There is four different survival responses: fight, flight, freeze, and fawn. The first two are obviously well known but the other two aren't, however especially fawn is dangerous if it goes unrecognized.
I see people write fics in which Ellie goes from fight or flight straight into fawn and it is portrayed as good and healing, meanwhile she is just stuck in a different trauma response. It's just as unhelpful and just as harmful.
The fawn response is focused around appeasing people and keeping everyone else happy because your brain and body tell you that this is how you keep yourself safe. You disregard your emotions, feelings, boundaries, needs, everything in order to make the people around you like you, especially the one you register as a threat. For example, if you are stuck in survival mode and you get into a small, not dangerous fight with someone, your brain will see this as an immediate threat to your safety and slip into the fawning (in this case). You will ignore your own stance on the topic and take the blame for the fight/the problem, you will appease them and give up your position and take on theirs to make them happy and calm again. People very often apologize for things that are not their fault because it is safer to be blamed in a way you can control (and makes the other person less actively aggressive) rather than be stuck in a fight you have zero control over.

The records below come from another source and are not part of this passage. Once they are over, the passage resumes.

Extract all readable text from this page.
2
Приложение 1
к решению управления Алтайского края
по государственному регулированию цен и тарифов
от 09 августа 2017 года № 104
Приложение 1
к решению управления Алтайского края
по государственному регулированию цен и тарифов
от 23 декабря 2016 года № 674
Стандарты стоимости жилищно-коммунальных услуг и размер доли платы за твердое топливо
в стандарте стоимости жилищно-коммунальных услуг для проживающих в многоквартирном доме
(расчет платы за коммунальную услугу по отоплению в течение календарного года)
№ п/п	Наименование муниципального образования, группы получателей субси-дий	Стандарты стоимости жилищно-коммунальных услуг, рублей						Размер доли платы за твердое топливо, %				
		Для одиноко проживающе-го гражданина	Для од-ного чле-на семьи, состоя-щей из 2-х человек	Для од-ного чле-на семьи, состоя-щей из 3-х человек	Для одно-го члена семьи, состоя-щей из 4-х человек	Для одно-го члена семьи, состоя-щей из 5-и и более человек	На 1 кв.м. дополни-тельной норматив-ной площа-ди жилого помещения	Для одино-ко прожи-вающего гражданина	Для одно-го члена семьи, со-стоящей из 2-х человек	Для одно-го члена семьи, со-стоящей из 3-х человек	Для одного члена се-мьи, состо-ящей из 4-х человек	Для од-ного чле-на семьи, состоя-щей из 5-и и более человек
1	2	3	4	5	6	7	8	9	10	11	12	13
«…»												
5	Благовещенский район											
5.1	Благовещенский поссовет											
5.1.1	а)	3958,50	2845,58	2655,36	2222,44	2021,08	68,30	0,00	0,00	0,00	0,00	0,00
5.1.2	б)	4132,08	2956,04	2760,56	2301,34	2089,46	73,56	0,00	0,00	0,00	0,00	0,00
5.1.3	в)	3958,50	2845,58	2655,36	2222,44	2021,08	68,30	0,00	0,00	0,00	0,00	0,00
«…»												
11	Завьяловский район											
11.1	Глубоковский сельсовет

We do actually see Ellie fawning in episode nine, she is not only incredibly dissociated but the way she talks is timid and soft, she also apologizes for not being present when Joel points it out (kudos to him for saying "no it's okay" instead of playing into it). If you do not know what to look for, that moment might not mean anything, but it's a textbook fawn response.

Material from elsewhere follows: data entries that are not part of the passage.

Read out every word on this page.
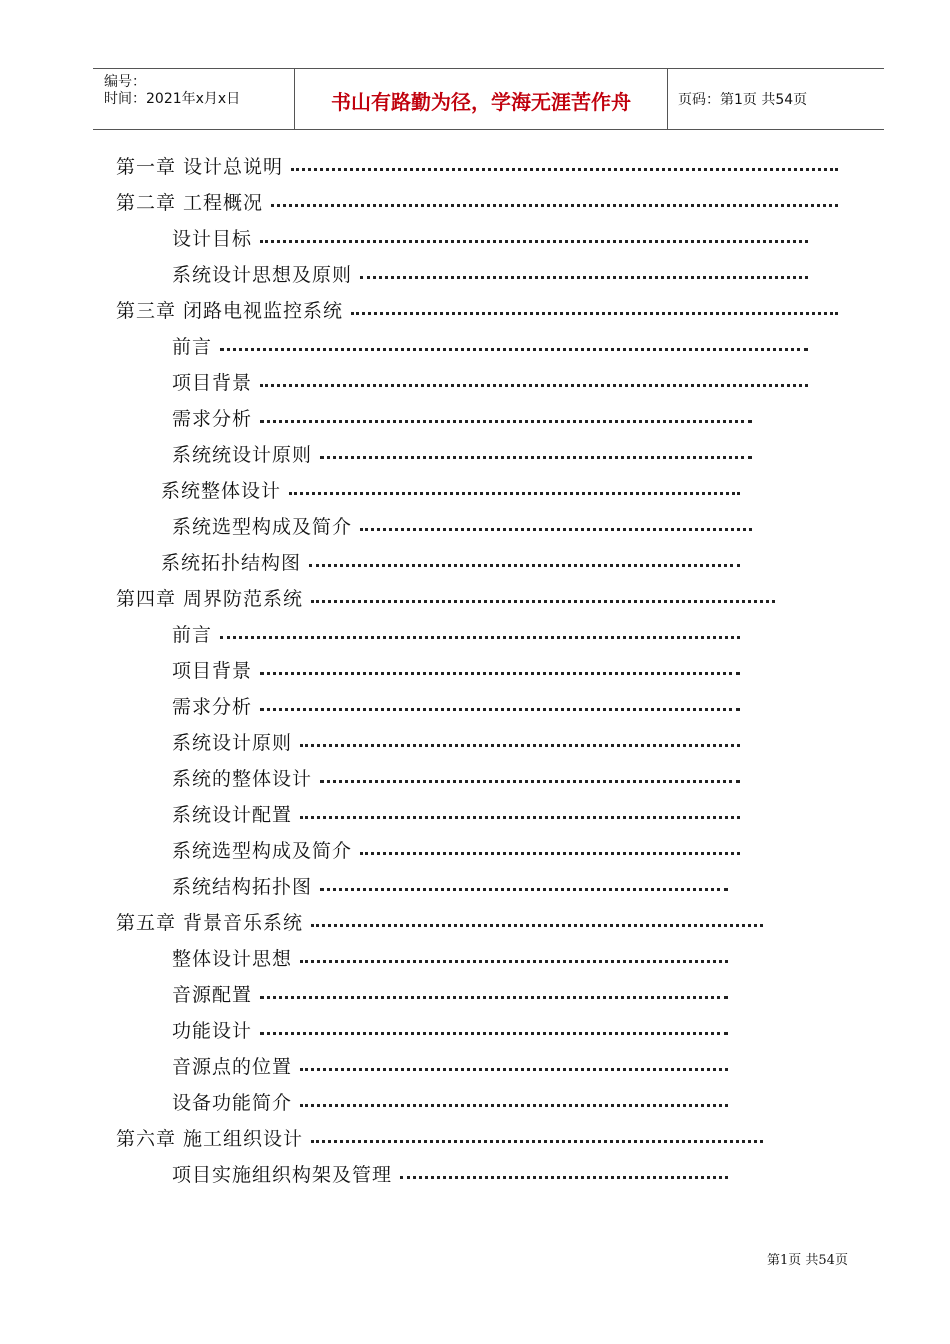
编号：
时间：2021年x月x日	书山有路勤为径，学海无涯苦作舟	页码：第1页 共54页
第一章 设计总说明
第二章 工程概况
设计目标
系统设计思想及原则
第三章 闭路电视监控系统
前言
项目背景
需求分析
系统统设计原则
系统整体设计
系统选型构成及简介
系统拓扑结构图
第四章 周界防范系统
前言
项目背景
需求分析
系统设计原则
系统的整体设计
系统设计配置
系统选型构成及简介
系统结构拓扑图
第五章 背景音乐系统
整体设计思想
音源配置
功能设计
音源点的位置
设备功能简介
第六章 施工组织设计
项目实施组织构架及管理
第1页 共54页
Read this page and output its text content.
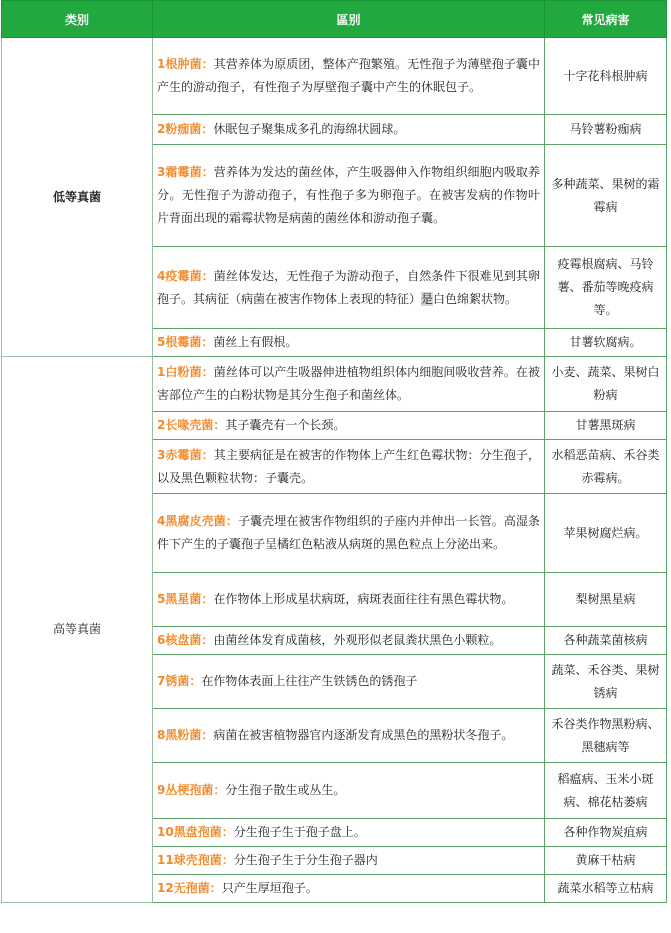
类别	區别	常见病害
低等真菌	1根肿菌：其营养体为原质团，整体产孢繁殖。无性孢子为薄壁孢子囊中产生的游动孢子，有性孢子为厚壁孢子囊中产生的休眠包子。	十字花科根肿病
	2粉痂菌：休眠包子聚集成多孔的海绵状圆球。	马铃薯粉痂病
	3霜霉菌：营养体为发达的菌丝体，产生吸器伸入作物组织细胞内吸取养分。无性孢子为游动孢子，有性孢子多为卵孢子。在被害发病的作物叶片背面出现的霜霉状物是病菌的菌丝体和游动孢子囊。	多种蔬菜、果树的霜霉病
	4疫霉菌：菌丝体发达，无性孢子为游动孢子，自然条件下很难见到其卵孢子。其病征（病菌在被害作物体上表现的特征）是白色绵絮状物。	疫霉根腐病、马铃薯、番茄等晚疫病等。
	5根霉菌：菌丝上有假根。	甘薯软腐病。
高等真菌	1白粉菌：菌丝体可以产生吸器伸进植物组织体内细胞间吸收营养。在被害部位产生的白粉状物是其分生孢子和菌丝体。	小麦、蔬菜、果树白粉病
	2长喙壳菌：其子囊壳有一个长颈。	甘薯黑斑病
	3赤霉菌：其主要病征是在被害的作物体上产生红色霉状物：分生孢子，以及黑色颗粒状物：子囊壳。	水稻恶苗病、禾谷类赤霉病。
	4黑腐皮壳菌：子囊壳埋在被害作物组织的子座内并伸出一长管。高湿条件下产生的子囊孢子呈橘红色粘液从病斑的黑色粒点上分泌出来。	苹果树腐烂病。
	5黑星菌：在作物体上形成星状病斑，病斑表面往往有黑色霉状物。	梨树黑星病
	6核盘菌：由菌丝体发育成菌核，外观形似老鼠粪状黑色小颗粒。	各种蔬菜菌核病
	7锈菌：在作物体表面上往往产生铁锈色的锈孢子	蔬菜、禾谷类、果树锈病
	8黑粉菌：病菌在被害植物器官内逐渐发育成黑色的黑粉状冬孢子。	禾谷类作物黑粉病、黑穗病等
	9丛梗孢菌：分生孢子散生或丛生。	稻瘟病、玉米小斑病、棉花枯萎病
	10黑盘孢菌：分生孢子生于孢子盘上。	各种作物炭疽病
	11球壳孢菌：分生孢子生于分生孢子器内	黄麻干枯病
	12无孢菌：只产生厚垣孢子。	蔬菜水稻等立枯病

Why am I telling you all this? Because writing Ellie as becoming incredibly obedient and "calmer" in how she responds to rules and expectations is a) not true to who she is as a character and b) actively exacerbates her fawn response and reinforces the beliefs and core assumptions of her CPTSD. Fawning means the people around you do not see your trauma anymore/it stops inconveniencing them, so on the outside they think it's great! Look, they're no longer being aggressive or irritable, this must mean they're getting better, right? But then you look at the person and they're terrified to death of upsetting someone and disregard their needs to make everyone else happy and that is the opposite of getting better.
So please, if you write about Ellie recovering from what she has been through keep in mind that there is more than one way to react to trauma and responses that look fine on the outside are usually *not* fine on the inside. Don't just push her from one survival mode into another one because it's more convenient for you, actually put in the work and make her process it, see where she actually ends up once can break out of it.